Dass Abe nicht nur gläubiger Shintoist ist, sondern auch zur am stärksten rechtsaußen positionierten Gruppe in seiner Partei, der LDP, gehört, war nie ein Geheimnis. Insofern auch keine Überraschung, dass Abe sich sehr bald bemühte, die Verfassung Japans umzuschreiben: Über die Frage der Kriegführung (die der Artikel 9 der Verfassung verbietet) hinaus auch mit dem noch viel ehrgeizigeren Ziel, die japanische Gesellschaft insgesamt nach entschieden konservativen Vorstellungen umzubauen. Hier jedoch stand Abe gegen die weit überwiegende Mehrheit der Japaner – und er erwies sich als pragmatischer Politiker, der die moderne Wirklichkeit Japans (vielleicht zähneknirschend, aber doch) hinnahm. Noch pragmatischer zeigte Abe sich zum 70. Jahrestag des Endes des Zweiten Weltkriegs, als er eine Erklärung abgab, die deutlich Japans Verantwortung für das Leid aussprach, das Japans Angriffskrieg verursacht hat. Auch die sensible Frage, ob er als Premier den kontroversen Yasukuni-Schrein aufsuchen dürfe, in dem der japanischen Kriegstoten mit Shinto-Ritualen gedacht wird, handhabte er zunehmend geschickt. Noch weniger begeistert dürften die Konservativen in der LDP gewesen sein, als es Abe gelang, mit der südkoreanischen Präsidentin Park Geun-hye einen Kompromiss zur Handhabung der noch offenen Fragen um die koreanischen Zwangsprostituierten während der japanischen Besetzung Koreas zu finden (der Kompromiss wurde leider von der Regierung des nächsten koranischen Präsidenten Moon Jae-in auf Eis gelegt).
Schließlich die Corona-Pandemie. Die großen Pläne Abes für die Olympischen Spiele in diesem Jahr wurden durchkreuzt. Es gelang Abe jedoch, zu zeigen, wie man erfolgreich gegen das Virus angehen kann: Deutschland steht im internationalen Vergleich nicht schlecht da.

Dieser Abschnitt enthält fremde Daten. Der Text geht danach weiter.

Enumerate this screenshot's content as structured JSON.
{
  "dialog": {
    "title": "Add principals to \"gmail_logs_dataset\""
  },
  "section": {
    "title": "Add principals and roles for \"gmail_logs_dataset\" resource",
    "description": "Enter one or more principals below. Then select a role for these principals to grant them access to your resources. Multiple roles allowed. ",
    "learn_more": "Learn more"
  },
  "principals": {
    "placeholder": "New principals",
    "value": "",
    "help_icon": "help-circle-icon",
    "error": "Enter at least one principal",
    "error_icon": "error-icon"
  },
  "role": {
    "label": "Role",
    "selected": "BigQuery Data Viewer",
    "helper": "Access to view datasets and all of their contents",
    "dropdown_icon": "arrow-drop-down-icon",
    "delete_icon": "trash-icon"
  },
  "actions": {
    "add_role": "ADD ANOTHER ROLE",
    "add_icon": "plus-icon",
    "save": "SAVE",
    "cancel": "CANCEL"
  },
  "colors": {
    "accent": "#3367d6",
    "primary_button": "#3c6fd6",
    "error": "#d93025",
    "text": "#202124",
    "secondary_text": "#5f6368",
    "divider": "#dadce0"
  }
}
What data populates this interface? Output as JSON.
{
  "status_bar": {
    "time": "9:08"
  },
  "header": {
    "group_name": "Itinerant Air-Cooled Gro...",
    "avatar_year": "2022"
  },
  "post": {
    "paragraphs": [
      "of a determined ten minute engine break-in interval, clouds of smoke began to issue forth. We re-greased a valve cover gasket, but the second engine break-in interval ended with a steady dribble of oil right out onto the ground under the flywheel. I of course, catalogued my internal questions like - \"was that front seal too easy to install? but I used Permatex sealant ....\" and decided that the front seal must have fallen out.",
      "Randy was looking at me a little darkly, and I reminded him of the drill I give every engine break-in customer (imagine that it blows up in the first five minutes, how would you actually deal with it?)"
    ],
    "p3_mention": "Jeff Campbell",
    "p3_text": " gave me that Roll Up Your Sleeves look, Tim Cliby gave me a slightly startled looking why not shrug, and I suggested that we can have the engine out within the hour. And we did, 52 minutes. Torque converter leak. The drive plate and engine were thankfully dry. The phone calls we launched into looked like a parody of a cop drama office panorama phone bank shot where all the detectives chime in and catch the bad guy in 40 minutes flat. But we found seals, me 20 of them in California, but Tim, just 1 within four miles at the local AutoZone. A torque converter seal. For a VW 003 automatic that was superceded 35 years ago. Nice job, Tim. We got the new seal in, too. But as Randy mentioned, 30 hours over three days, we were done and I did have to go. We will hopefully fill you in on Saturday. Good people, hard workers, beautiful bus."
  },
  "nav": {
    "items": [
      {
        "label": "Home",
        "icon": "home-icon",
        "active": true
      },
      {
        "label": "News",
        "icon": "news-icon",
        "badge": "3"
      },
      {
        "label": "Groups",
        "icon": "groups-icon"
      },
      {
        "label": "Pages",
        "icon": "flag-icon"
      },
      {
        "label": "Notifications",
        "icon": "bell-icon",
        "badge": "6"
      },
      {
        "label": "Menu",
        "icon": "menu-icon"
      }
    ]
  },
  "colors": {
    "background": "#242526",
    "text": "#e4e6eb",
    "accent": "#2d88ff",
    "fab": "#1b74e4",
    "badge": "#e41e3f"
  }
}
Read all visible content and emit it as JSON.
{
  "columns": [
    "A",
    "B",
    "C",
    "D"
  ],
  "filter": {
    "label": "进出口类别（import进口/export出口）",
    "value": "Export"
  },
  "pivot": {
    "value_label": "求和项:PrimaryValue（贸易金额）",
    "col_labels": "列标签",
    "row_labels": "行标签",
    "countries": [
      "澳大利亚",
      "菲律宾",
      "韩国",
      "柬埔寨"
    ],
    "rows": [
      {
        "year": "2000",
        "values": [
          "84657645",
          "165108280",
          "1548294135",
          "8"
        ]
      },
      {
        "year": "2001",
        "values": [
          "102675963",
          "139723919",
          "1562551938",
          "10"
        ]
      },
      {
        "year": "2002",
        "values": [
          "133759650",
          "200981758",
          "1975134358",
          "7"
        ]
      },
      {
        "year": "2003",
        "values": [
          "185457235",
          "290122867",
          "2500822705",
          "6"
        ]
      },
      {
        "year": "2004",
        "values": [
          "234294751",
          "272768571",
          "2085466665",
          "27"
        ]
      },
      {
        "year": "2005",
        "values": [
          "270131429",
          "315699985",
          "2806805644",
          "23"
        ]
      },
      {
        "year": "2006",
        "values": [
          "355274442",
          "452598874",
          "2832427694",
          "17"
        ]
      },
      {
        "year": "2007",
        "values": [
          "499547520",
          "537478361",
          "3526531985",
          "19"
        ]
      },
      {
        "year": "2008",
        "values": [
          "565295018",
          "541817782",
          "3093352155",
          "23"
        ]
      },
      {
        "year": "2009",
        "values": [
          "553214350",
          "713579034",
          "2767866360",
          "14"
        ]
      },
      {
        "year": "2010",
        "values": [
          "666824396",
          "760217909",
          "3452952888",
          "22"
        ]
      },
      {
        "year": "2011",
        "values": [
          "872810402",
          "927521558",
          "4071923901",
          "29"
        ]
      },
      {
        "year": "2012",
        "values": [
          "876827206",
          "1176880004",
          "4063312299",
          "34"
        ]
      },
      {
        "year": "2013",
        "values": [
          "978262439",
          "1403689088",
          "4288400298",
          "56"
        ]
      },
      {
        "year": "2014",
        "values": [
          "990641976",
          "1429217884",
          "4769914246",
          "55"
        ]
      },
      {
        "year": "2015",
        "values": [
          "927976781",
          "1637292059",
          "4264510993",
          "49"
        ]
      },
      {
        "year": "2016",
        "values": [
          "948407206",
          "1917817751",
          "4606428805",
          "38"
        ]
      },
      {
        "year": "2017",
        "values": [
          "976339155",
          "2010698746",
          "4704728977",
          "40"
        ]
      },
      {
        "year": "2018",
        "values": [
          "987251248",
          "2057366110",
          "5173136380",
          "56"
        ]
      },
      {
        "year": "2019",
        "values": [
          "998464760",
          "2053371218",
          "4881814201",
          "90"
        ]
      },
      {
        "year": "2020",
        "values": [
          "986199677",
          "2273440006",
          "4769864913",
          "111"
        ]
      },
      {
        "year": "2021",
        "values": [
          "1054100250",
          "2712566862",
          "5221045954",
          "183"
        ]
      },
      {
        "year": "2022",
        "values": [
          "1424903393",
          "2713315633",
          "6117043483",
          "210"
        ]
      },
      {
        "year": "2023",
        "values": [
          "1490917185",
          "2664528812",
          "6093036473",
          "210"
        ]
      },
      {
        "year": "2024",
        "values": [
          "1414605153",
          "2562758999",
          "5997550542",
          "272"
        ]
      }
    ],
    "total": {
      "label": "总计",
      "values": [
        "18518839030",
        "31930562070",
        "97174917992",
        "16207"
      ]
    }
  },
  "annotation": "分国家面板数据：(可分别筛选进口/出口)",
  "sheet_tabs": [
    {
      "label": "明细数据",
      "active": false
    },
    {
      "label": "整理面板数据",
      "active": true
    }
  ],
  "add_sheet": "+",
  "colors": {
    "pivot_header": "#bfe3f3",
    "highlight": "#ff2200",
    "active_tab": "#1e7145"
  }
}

Doch hier sind dem Virus 111 Personen auf je eine Million Einwohner erlegen, in Japan 9. Und das deutsche Bruttoinlandsprodukt ist um fast 12 Prozent geschrumpft, das japanische um 8,4. Vorzeigbar, gar keine Frage Shinzo Abe: ein bemerkenswerter und erinnerungswürdiger Premier Japans. Jedem seiner möglichen Nachfolger (derzeit werden vier Politikergehandelt) hinterlässt er Schuhe, die ihm womöglich zu groß sein werden. – Übrigens, in jenem Jahr 2013, das ich Abe im Amt erlebte, bin ich ihm nur einmal persönlich begegnet, in etwas unerwartet kurioser Weise: Mit einem deutsch-japanischen Gremium, das alle zwei Jahre in Tokio zu Fragen der bilateralen Beziehungen tagt, war ich bei einem Treffen mit Abe. Traditionell legt der japanische Regierungschef hier ausführlich die wichtigsten Elemente seiner Ziele und seiner Arbeit dar. Nicht so Shinzo Abe: Nach ein paar knappen Begrüßungsworten stellte er sich vor die rückwärtige Wand und jeder Teilnehmer an dem Treffen durfte sich händeschüttelnd mit ihm fotografieren lassen. Nein, an Selbstbewusstsein mangelte es Abe nicht – durchaus zu Recht, darf man sagen wenn man die Leistungen dieses Regierungschefs mit der längsten Regierungszeit in der Nachkriegsgeschichte Japans betrachtet.